# Lloyds TSB mobile phone Insurance have fullfilled my claim. Courier service from UK?



## ArabianNights (Jul 23, 2011)

Hi All,

My Iphone 4 was stolen some weeks back (and my wallet yesterday  ) and Lloyds TSB Mobile Phone Insurance have accepted my claim. They said that they will be ordering me a new Iphone 4, to be sent to my sisters address in the UK, within 3 working days by Royal Mail Special delivery 

Now I want to figure out a safe way of getting it to me here in Egypt -I am gonna have it delivered to my University, rather then my home address in Alex, mainly because I don't know/have an address! 
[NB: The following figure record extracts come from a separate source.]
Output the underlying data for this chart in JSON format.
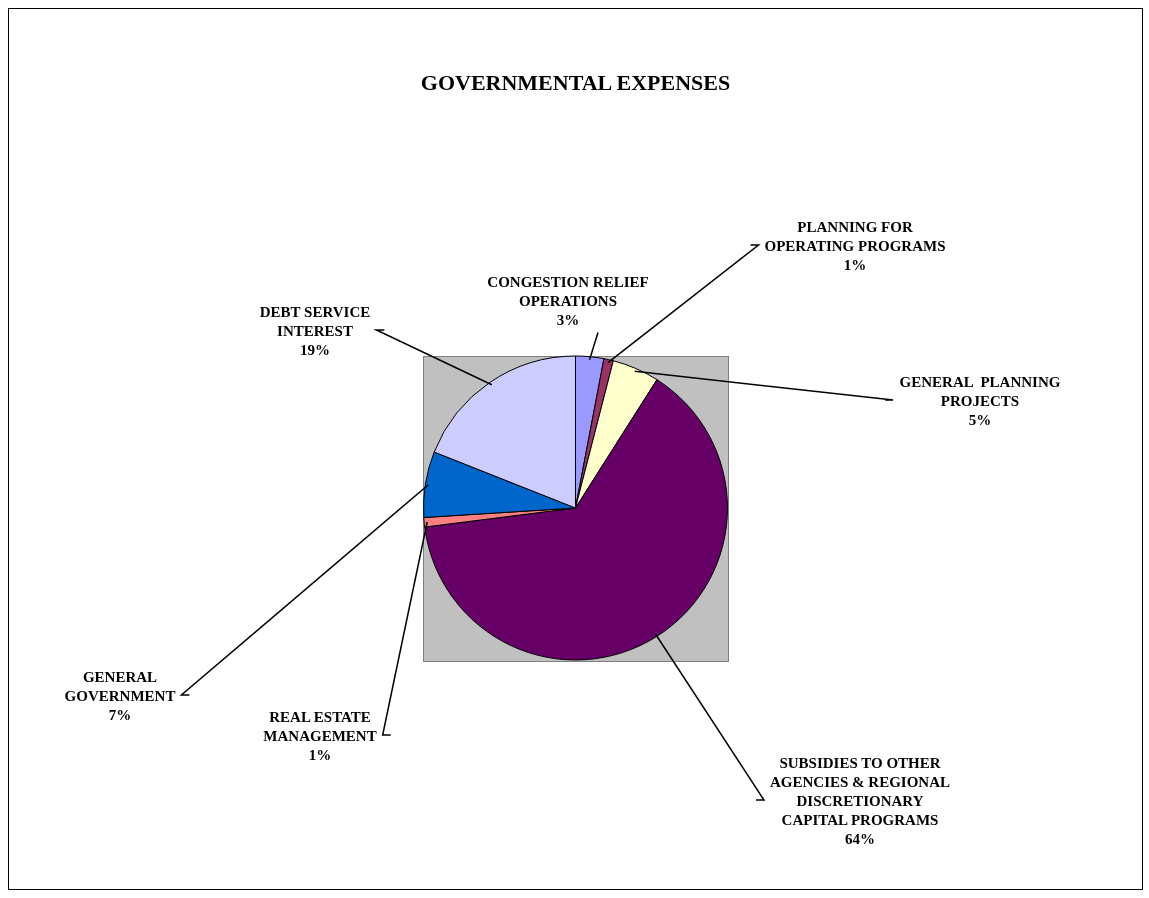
{
  "chart_data": {
    "type": "pie",
    "title": "GOVERNMENTAL EXPENSES",
    "categories": [
      "CONGESTION RELIEF OPERATIONS",
      "PLANNING FOR OPERATING PROGRAMS",
      "GENERAL  PLANNING PROJECTS",
      "SUBSIDIES TO OTHER AGENCIES & REGIONAL DISCRETIONARY CAPITAL PROGRAMS",
      "REAL ESTATE MANAGEMENT",
      "GENERAL GOVERNMENT",
      "DEBT SERVICE INTEREST"
    ],
    "values": [
      3,
      1,
      5,
      64,
      1,
      7,
      19
    ],
    "value_labels": [
      "3%",
      "1%",
      "5%",
      "64%",
      "1%",
      "7%",
      "19%"
    ],
    "colors": [
      "#9999ff",
      "#993366",
      "#ffffcc",
      "#660066",
      "#ff8080",
      "#0066cc",
      "#ccccff"
    ],
    "legend": false
  }
}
I am thinking DHL, as I want to get a door to door service, I dont/cannot trust normal mail especially on the Egyptian side. Has anyone used a courier service and can anyone recommend one?

Thank you


----------



## MaidenScotland (Jun 6, 2009)

ArabianNights said:


> Hi All,
> 
> My Iphone 4 was stolen some weeks back (and my wallet yesterday  ) and Lloyds TSB Mobile Phone Insurance have accepted my claim. They said that they will be ordering me a new Iphone 4, to be sent to my sisters address in the UK, within 3 working days by Royal Mail Special delivery
> 
> ...



DHL is your best bet.. used them often and no problems


----------



## canuck2010 (Jan 13, 2010)

DHL, FedEx, UPS they are all good. Congrats on new iPhone.


----------



## GM1 (Sep 30, 2008)

Delivered to your university? I don't know if that is a good idea? Maybe you can ask if you can pick it up yourself at the courier office. You can call the courier service office in Alex and ask if that is possible.


----------



## ArabianNights (Jul 23, 2011)

Thanks all, looks like ill probably use DHL. When I say deliver to my University - it is not to a random place, there is a special building for foreigners, its a very small centre, especially for foreigners, so its very very safe!  Many students get their mail from the UK/USA etc sent to the centre, its a solid location with a solid address.


----------